By Eric Barnes, staff writer
November 6, 2012

Tuesday, November 27 | 10:50 a.m.-11:00 a.m. | SSG08-03 | Room S102D
Carefully performed studies suggest that the incidence and severity of contrast-induced nephropathy (CIN) after IV contrast injection for CT studies has been overestimated, according to researchers from the Mayo Clinic in Rochester, MN, who examined the incidence and severity of CIN in a meta-analysis.

"Although current medical dogma suggests that iodinated contrast material is universally nephrotoxic, the clinical evidence to support this apparent causal relationship is not as robust as is often assumed," Jennifer McDonald, PhD, told "In fact, the vast majority of clinical studies on CIN failed to include the critical control group of individuals who did not receive contrast."

In the absence of such a control group, it is impossible to extricate the incidence of contrast-independent causes of transient renal injury from CIN, McDonald believes.

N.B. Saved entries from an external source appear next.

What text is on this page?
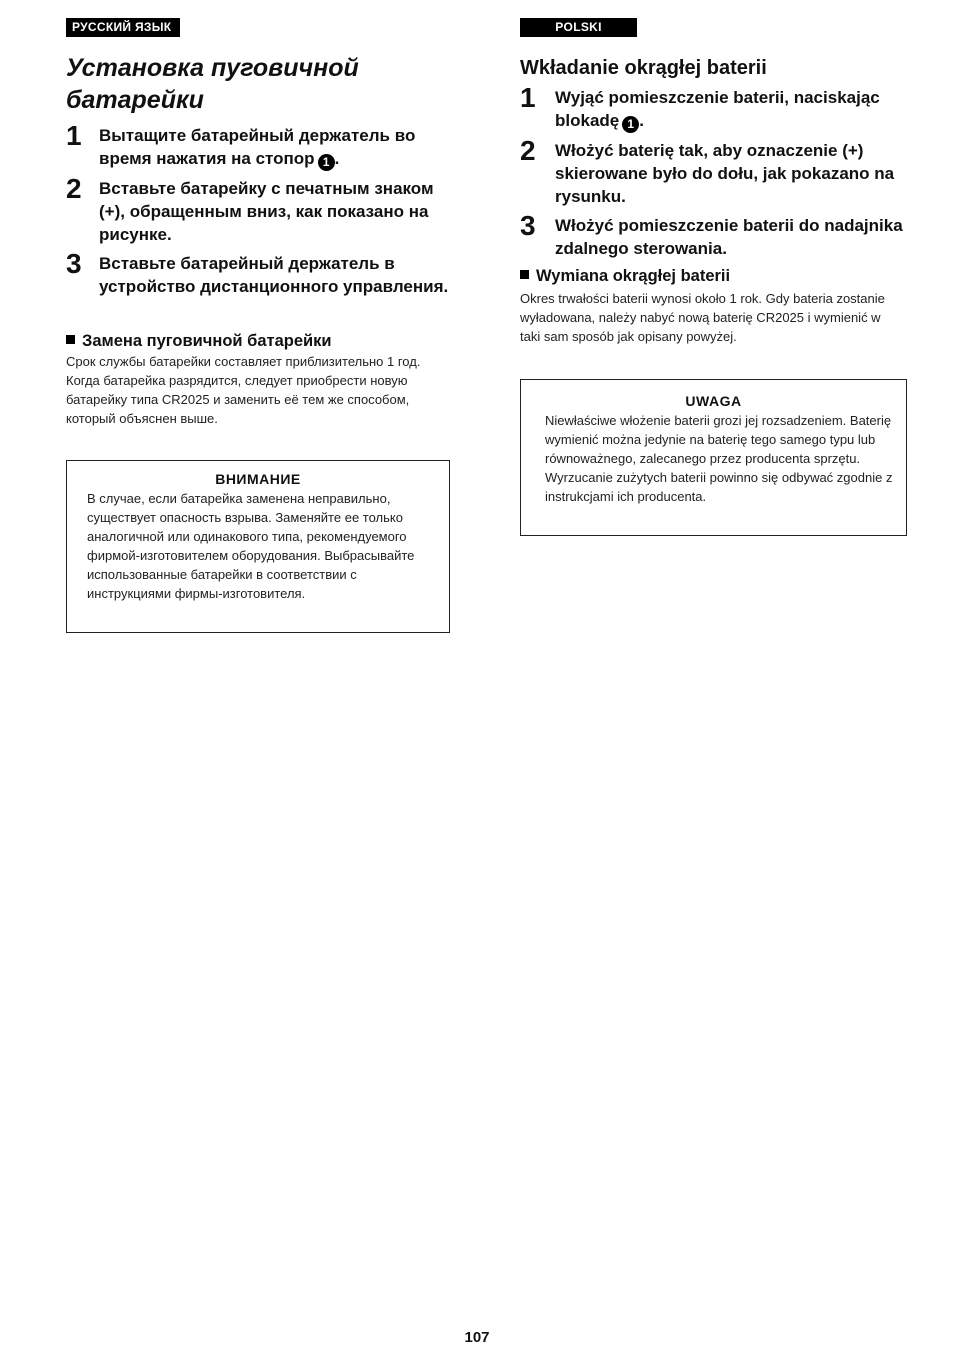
РУССКИЙ ЯЗЫК
Установка пуговичной батарейки
1 Вытащите батарейный держатель во время нажатия на стопор 1 .
2 Вставьте батарейку с печатным знаком (+), обращенным вниз, как показано на рисунке.
3 Вставьте батарейный держатель в устройство дистанционного управления.
Замена пуговичной батарейки

Срок службы батарейки составляет приблизительно 1 год. Когда батарейка разрядится, следует приобрести новую батарейку типа CR2025 и заменить её тем же способом, который объяснен выше.

ВНИМАНИЕ

В случае, если батарейка заменена неправильно, существует опасность взрыва. Заменяйте ее только аналогичной или одинакового типа, рекомендуемого фирмой-изготовителем оборудования. Выбрасывайте использованные батарейки в соответствии с инструкциями фирмы-изготовителя.

POLSKI
Wkładanie okrągłej baterii
1 Wyjąć pomieszczenie baterii, naciskając blokadę 1 .
2 Włożyć baterię tak, aby oznaczenie (+) skierowane było do dołu, jak pokazano na rysunku.
3 Włożyć pomieszczenie baterii do nadajnika zdalnego sterowania.
Wymiana okrągłej baterii

Okres trwałości baterii wynosi około 1 rok. Gdy bateria zostanie wyładowana, należy nabyć nową baterię CR2025 i wymienić w taki sam sposób jak opisany powyżej.

UWAGA

Niewłaściwe włożenie baterii grozi jej rozsadzeniem. Baterię wymienić można jedynie na baterię tego samego typu lub równoważnego, zalecanego przez producenta sprzętu. Wyrzucanie zużytych baterii powinno się odbywać zgodnie z instrukcjami ich producenta.

107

Such studies may therefore be grossly overestimating the incidence of CIN.

The group looked at 14 studies (0.9%) representing 184,205 patients. Contrast administration was associated with a reduced incidence of acute kidney injury and an unchanged risk of death and dialysis, according to the researchers.

"These results suggest either that CIN from IV contrast is a diagnosis of misattribution, or that the incidence is so low as to be obscured by other causes of contrast-independent renal injury," McDonald concluded.